Onun toplumun yüzüne attığı kahkahalar, genelde hicvin dikenli dilini insanların ikiyüzlülüğüne doğrultması iddianın sağlamasını yapmak için yeterli. Sürekli şehrin güvenli koşullarına saldırmak istiyor, mutlulukların altında sahtelikler olduğunu iddia ediyor. Kıskanıyor. Kendisinden esirgenenlerin hıncıyla öfkeyle baş ediyor. Ve bazen öyle isabetli konuşuyor ki sanki; bizdeki öfkeye de ayna tutuyor. Ne gelir elden, insan olmak empatik bir deneyim. Hatta Batman’in bile onu anlama yarışında geri kalmadığını düşünüyorum. Üçüncü sebep kesinlikle baş düşmanların arasındaki katmanlı ilişki.
Yaşamlarındaki anlam trajik olayların ertesinde feci şekilde kırılmaya uğrayan iki ruh onlar nihayetinde. İkisi de kişisel intikamlarının hırsıyla ayakta kalmışlar. Bu intikam Batman’i suçluların, Joker’i ise halkın başına musallat ediyor. Tabii ki Bruce karanlık sokaklarda ihtiyacımız olan kahramana evriliyor. Ve Joker’in adı tez vakitte affedilecek günahkarlar listesinde bulunmuyor. Ancak dikkat çekici kısım şu; onlar ilkelerine bağlılıklarıyla, belirledikleri amaca takıntılı oluşlarıyla, çok benzerler.
Kişisel azaplarının anahtarlarını ellerinde tutan yaralı, kostümlü adamlar onlar. İkisi de kapanacakları hapishane duvarlarını kendileri seçiyor. Joker’in alıntılamayı çok sevdiği William Ernest Henley’nin Invictus şiirindeki gibi:
‘Kaderimin efendisi benim:
Ruhumun dümeni benim ellerimde.’
Peki ama bu irade kuvveti, başına gelen o kötü güne karşı edilgenliğini de silmiyor mu Joker’in? Demek ki o, ancak istediği için kötü. Ya da kendini fena halde kandırıyor. Her şekilde keskin inadının takibi ilginç.

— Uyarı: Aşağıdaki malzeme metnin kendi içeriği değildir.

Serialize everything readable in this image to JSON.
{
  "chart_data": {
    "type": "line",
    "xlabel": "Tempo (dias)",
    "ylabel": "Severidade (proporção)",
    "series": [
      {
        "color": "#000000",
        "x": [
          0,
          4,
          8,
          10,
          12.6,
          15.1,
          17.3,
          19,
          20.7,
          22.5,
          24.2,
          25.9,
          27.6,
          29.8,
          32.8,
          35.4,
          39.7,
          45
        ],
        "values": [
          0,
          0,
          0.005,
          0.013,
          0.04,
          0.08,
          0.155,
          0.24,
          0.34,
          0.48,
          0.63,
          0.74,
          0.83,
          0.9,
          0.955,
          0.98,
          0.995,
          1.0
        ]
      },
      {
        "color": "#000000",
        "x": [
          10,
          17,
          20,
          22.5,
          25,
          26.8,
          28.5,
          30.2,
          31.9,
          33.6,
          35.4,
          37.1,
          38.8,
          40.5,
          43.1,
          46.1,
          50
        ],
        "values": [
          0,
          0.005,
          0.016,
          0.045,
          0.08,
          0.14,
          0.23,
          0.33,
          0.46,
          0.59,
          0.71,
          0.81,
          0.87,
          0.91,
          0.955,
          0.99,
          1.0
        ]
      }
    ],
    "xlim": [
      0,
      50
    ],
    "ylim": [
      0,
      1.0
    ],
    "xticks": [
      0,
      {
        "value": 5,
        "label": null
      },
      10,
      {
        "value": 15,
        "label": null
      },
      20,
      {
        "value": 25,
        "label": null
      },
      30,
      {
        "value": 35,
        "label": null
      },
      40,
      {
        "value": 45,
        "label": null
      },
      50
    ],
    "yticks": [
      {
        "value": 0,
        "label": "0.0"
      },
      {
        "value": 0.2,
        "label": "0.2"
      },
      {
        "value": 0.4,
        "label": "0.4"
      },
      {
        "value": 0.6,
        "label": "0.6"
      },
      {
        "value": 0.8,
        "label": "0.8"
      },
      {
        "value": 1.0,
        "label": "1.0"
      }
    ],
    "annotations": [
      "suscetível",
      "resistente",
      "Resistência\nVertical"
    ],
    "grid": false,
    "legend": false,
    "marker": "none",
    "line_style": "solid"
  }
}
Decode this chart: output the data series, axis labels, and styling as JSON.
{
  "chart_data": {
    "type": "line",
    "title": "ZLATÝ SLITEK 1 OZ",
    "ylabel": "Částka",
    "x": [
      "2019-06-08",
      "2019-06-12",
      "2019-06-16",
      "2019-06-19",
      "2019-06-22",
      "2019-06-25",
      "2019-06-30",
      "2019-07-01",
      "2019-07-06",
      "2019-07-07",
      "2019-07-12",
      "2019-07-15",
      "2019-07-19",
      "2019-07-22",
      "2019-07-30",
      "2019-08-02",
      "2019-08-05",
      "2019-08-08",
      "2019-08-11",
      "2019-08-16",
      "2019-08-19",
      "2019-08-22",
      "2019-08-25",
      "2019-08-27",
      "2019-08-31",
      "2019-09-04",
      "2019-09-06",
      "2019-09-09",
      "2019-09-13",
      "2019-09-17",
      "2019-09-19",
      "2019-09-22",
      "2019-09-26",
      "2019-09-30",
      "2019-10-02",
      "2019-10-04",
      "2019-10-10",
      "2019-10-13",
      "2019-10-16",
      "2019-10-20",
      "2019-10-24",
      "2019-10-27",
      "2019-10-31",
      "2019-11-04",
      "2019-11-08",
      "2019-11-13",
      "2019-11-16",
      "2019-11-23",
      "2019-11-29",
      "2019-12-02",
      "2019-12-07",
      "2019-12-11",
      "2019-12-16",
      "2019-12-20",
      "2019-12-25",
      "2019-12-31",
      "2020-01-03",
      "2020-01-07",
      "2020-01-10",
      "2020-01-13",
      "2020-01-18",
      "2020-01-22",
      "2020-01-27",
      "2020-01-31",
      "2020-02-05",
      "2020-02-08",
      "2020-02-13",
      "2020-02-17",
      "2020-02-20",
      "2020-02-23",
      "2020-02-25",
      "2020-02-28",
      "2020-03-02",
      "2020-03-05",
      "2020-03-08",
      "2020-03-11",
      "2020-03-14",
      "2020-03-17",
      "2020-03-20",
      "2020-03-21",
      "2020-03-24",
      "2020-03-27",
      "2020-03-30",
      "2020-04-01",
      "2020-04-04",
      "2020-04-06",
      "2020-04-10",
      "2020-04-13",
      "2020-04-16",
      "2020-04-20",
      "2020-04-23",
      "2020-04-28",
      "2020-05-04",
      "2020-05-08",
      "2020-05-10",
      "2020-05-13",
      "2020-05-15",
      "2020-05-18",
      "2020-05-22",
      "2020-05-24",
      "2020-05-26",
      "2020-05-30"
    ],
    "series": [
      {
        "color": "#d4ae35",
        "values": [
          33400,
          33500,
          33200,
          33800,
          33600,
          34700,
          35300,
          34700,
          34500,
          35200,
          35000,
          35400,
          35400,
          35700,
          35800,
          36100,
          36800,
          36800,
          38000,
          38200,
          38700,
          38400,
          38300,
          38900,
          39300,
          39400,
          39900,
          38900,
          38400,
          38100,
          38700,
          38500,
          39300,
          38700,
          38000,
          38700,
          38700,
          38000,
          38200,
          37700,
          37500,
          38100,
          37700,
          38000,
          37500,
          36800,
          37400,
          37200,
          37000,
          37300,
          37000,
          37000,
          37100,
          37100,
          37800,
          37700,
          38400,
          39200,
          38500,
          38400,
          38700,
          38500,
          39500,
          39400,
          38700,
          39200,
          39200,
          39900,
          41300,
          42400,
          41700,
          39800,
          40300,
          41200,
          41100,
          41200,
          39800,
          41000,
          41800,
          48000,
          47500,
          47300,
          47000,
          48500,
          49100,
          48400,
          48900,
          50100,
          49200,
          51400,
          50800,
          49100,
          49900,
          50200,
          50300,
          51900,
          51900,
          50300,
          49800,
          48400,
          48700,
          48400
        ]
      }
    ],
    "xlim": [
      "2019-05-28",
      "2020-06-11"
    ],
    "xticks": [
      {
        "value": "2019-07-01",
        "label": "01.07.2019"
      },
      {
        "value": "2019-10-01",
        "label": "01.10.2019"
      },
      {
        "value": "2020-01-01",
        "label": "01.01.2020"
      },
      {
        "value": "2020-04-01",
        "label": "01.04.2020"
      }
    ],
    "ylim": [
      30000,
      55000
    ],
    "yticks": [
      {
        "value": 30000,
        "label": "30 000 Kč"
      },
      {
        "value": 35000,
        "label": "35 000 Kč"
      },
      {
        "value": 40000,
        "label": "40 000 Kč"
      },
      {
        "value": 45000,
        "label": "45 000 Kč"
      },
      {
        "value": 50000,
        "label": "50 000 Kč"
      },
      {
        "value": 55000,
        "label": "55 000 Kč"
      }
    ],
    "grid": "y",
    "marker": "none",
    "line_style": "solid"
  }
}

Bu benzerliğin yanında suçlu palyaçomuzu vazgeçilmez kılan unsurlardan bir diğeri de yine Batman’le dinamiğinde saklı: Onların çatışması iyi ve kötünün demirlediği düşüncelerin ötesine açılıyor. Salt fiziksel mücadelelerle değil, arka planda dünya görüşleriyle de çatışıyorlar. Batman adaletin ve düzenin savunucusu. O, değerlerine ters olduğu için fazlasıyla kolay olacağı halde, bazen yapmaması eleştirildiği halde suçluları öldürmüyor. Hayatın potansiyeline saygı duyuyor, özgür iradenin önünü açıyor. Belki Gotham için bir sembol yaratırken kısa vadede uğradığı zararı arttırıyor olsa da.
Joker ise kaosun yaşamın çekirdeği olduğuna, onu boğan erdem maskelerinden arındırmak gerektiğine inanıyor. Vahşiliğe hak veriyor, sıkıcı gördüğü her şeye küçümseyici kahkahalar atıyor. Nihilizminden kuvvetlenen anarşinin emrinde; önüne çıkan domino taşlarını devirmekten sakınmıyor. Dünyadaki kurallar anlamsız, her şey koca bir hiçlikten ibaretse ateşe benzinle yaklaşmaktan neden çekinsin?
Son bağımlılık sebebini de eylemlerine sürpriz faktörü kazandıran deliliği olarak görüyorum. Joker’in deliliği, çizgi roman koşullarına özel bir adaptasyon. Yakalandığında Arkham Asylum koğuşuna konulsa da net bir psikotik bozukluk tanımı koymak zor ona. Sanrıları, olay örgüsünün sınırlarına çekili elektrik hatlarına benziyor daha çok. Onu gözümüzde büyüten biraz da, yanlış bir adımla kimin akıma kapılıp gideceğinin tehlikesi.
Ekimde vizyona girecek olan Joker: Folie a Deux filminin adından belli olduğu gibi, Harley Quinn psikozlarına kapılan en yakın kişi. İkilinin Gotham’ı ne kadar raydan çıkaracağını izleyeceğiz büyük ihtimalle. Ve bu son cümleyle birlikte de benden yana tespitler bitti, tamamdır, kazalı belalı tuzaklara kapılmadan güvenli çıkışa ulaştık. Sıra sizde artık, yorumlara beklerim, kaos teorisini kişileştiren adamı siz neden vazgeçilmez buluyorsunuz?